ISTRUZIONE PARENTALE: COSE’E’ E COSA PREVEDE
Definiti i contorni della questione, vediamo cosa prevede in Italia la legge riguardante l’istruzione parentale del 2018 e che pare negli ultimi anni interessi sempre più famiglie soprattutto nel momento in cui il sistema scuola riparte dopo i mesi di inattività anche se, va detto, si tratta ancora di un numero relativamente esiguo (si parla di poco più di 1000 studenti nel 2014, trend confermato anche negli anni successivi). Una legge del 2005 prevede che i genitori possano provvedere in modo diretto o privato all’istruzione dei figli, tirando in ballo però anche eventuali tutori e dirigenti degli istituti, ricordando inoltre che a essere obbligatoria è l’istruzione, non la frequentazione della scuola.
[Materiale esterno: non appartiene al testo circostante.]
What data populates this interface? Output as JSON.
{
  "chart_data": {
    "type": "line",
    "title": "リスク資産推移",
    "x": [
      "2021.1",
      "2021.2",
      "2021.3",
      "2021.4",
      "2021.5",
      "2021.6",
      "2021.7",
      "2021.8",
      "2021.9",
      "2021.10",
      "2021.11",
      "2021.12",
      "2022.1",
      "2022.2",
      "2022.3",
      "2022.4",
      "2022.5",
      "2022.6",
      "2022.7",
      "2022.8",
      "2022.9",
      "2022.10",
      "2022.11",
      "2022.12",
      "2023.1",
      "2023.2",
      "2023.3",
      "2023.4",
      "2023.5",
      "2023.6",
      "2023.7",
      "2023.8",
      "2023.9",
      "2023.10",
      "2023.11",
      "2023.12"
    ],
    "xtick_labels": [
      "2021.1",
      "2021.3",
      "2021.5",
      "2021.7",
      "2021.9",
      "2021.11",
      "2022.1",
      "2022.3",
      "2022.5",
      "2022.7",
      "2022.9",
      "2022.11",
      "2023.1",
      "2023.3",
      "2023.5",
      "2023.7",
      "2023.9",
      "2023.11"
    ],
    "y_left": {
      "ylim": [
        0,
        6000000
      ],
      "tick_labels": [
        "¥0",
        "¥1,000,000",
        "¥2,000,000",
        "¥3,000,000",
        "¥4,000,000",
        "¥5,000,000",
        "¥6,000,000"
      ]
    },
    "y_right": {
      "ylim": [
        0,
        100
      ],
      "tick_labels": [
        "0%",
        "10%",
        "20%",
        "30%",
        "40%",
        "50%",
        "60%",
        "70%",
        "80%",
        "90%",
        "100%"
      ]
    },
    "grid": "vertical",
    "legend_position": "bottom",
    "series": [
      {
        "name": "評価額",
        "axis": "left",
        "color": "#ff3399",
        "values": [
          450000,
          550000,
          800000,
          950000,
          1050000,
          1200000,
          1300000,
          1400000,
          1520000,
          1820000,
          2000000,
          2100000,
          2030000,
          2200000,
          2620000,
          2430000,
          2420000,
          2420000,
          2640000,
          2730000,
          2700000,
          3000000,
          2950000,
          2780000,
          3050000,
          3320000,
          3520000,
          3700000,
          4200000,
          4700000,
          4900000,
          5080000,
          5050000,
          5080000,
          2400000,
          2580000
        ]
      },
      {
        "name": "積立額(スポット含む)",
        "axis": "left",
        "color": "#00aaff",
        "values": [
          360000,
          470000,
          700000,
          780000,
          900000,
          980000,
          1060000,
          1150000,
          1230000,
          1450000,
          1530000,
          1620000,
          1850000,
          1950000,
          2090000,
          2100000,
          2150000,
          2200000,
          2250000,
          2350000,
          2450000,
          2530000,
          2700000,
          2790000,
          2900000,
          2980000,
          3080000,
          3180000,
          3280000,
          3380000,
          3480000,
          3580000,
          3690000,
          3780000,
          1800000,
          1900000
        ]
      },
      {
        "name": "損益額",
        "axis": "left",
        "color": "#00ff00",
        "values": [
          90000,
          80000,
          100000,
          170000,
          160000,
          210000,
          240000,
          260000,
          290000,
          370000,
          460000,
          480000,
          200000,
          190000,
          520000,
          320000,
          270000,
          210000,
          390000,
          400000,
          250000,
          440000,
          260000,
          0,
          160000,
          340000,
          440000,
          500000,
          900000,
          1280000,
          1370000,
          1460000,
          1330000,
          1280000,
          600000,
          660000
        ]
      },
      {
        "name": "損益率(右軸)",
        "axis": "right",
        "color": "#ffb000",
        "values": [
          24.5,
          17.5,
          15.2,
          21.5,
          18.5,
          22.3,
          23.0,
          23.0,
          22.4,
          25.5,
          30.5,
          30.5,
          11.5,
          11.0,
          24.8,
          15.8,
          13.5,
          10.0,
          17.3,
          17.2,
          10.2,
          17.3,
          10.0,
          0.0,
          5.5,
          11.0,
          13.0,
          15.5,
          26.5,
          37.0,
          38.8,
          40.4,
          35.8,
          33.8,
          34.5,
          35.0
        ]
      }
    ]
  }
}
Svolta nel contesto famigliare la “home education” diventa così un’opzione alternativa al sistema scolastico pubblico e paritario prevista dall’ordinamento giuridico italiano, con l’obbligo di rilasciare al dirigente della scuola più vicina una apposita dichiarazione, rinnovabile ogni anno e da verificare, in merito alla “capacità tecnica ed economica” nell’assolvere questo compito sottoponendosi anche a una sorta di vigilanza. Al termine di questo percorso lo studente dovrà sostenere comunque ogni anno un esame di idoneità per andare avanti negli studi. Quali sono i casi che la legge contempla affinché le famiglie possano esercitare tale opzione? Sicuramente motivi di salute, questioni logistiche, sfiducia nel sistema scolastico e motivi etico-religiosi o ideologici.
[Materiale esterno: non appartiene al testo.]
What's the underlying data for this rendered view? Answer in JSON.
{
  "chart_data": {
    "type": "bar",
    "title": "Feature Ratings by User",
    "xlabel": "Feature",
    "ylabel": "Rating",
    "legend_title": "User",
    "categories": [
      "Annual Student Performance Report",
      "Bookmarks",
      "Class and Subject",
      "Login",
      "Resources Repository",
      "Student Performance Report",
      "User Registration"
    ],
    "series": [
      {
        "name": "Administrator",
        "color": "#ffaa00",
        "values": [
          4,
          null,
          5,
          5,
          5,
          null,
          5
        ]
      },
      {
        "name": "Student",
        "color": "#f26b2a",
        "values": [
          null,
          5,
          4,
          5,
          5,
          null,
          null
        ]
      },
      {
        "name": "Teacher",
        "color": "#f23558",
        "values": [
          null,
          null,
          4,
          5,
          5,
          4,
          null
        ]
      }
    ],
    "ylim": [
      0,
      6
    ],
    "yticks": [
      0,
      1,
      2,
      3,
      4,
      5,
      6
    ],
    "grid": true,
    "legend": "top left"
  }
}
LA LEGISLAZIONE IN ITALIA E l’ESPERIMENTO NEL VICENTINO
Dal 2018 anche gli “homeschoolers” fanno parte dell’ANS (Anagrafe Nazionale dello Studente) e va ricordato che, come da circolare del MIUR, l’istruzione parentale può coprire tutto il percorso scolastico obbligatorio, comprendendo primarie e secondarie fino all’università. Secondo alcuni siti di settore, tra cui Controscuola, sarebbero oltre un migliaio le famiglie italiane che hanno scelto questa possibilità, diventando responsabili dell’educazione dei figli (a fronte delle oltre 70mila in UK): tra i motivi c’è il rifiuto del nozionismo, l’omologazione del percorso educativo e, più di recente, anche quelli legati alla situazione epidemiologica. Di recente è emerso che in Veneto e soprattutto nella realtà vicentina sono diverse le famiglie che scelgono di non affidarsi alla scuola statale o paritaria.
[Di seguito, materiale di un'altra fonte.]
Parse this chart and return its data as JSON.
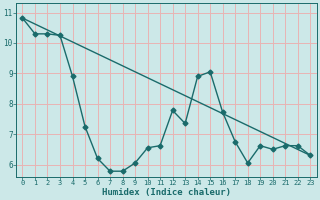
{
  "title": "",
  "xlabel": "Humidex (Indice chaleur)",
  "ylabel": "",
  "background_color": "#cce8e8",
  "line_color": "#1a6b6b",
  "grid_color": "#e8b4b4",
  "xlim": [
    -0.5,
    23.5
  ],
  "ylim": [
    5.6,
    11.3
  ],
  "yticks": [
    6,
    7,
    8,
    9,
    10,
    11
  ],
  "xticks": [
    0,
    1,
    2,
    3,
    4,
    5,
    6,
    7,
    8,
    9,
    10,
    11,
    12,
    13,
    14,
    15,
    16,
    17,
    18,
    19,
    20,
    21,
    22,
    23
  ],
  "series1_x": [
    0,
    1,
    2,
    3,
    4,
    5,
    6,
    7,
    8,
    9,
    10,
    11,
    12,
    13,
    14,
    15,
    16,
    17,
    18,
    19,
    20,
    21,
    22,
    23
  ],
  "series1_y": [
    10.82,
    10.3,
    10.3,
    10.25,
    8.9,
    7.25,
    6.2,
    5.78,
    5.78,
    6.05,
    6.55,
    6.62,
    7.78,
    7.35,
    8.9,
    9.05,
    7.72,
    6.75,
    6.05,
    6.62,
    6.5,
    6.62,
    6.62,
    6.3
  ],
  "series2_x": [
    0,
    23
  ],
  "series2_y": [
    10.82,
    6.3
  ]
}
Lo hanno chiamato anche ‘apprendimento agile’ e a tal proposito si può citare il caso della “Flow Alc”, scuola nata nel 2015 a Sovizzo che prevede per i piccoli di trascorrere le giornate svolgendo anche altre attività ludiche, senza seguire pedissequamente i piani formativi elaborati dal Ministero, consentendo agli alunni di crescere ciascuno al proprio ritmo. Un caso più unico che raro nel contesto italiano ma che potrebbe prendere piede nei prossimi anni, sia perché da questo punto di vista il nostro Paese si sta adeguando a quanto avviene all’estero, sia perché molti genitori non si sentono sicuri a far tornare i figli a scuola visto il rischio ineliminabile di possibili contagi e in attesa che auspicabilmente prima della fine del 2021 sia stato approntato un vaccino per il Covid-19.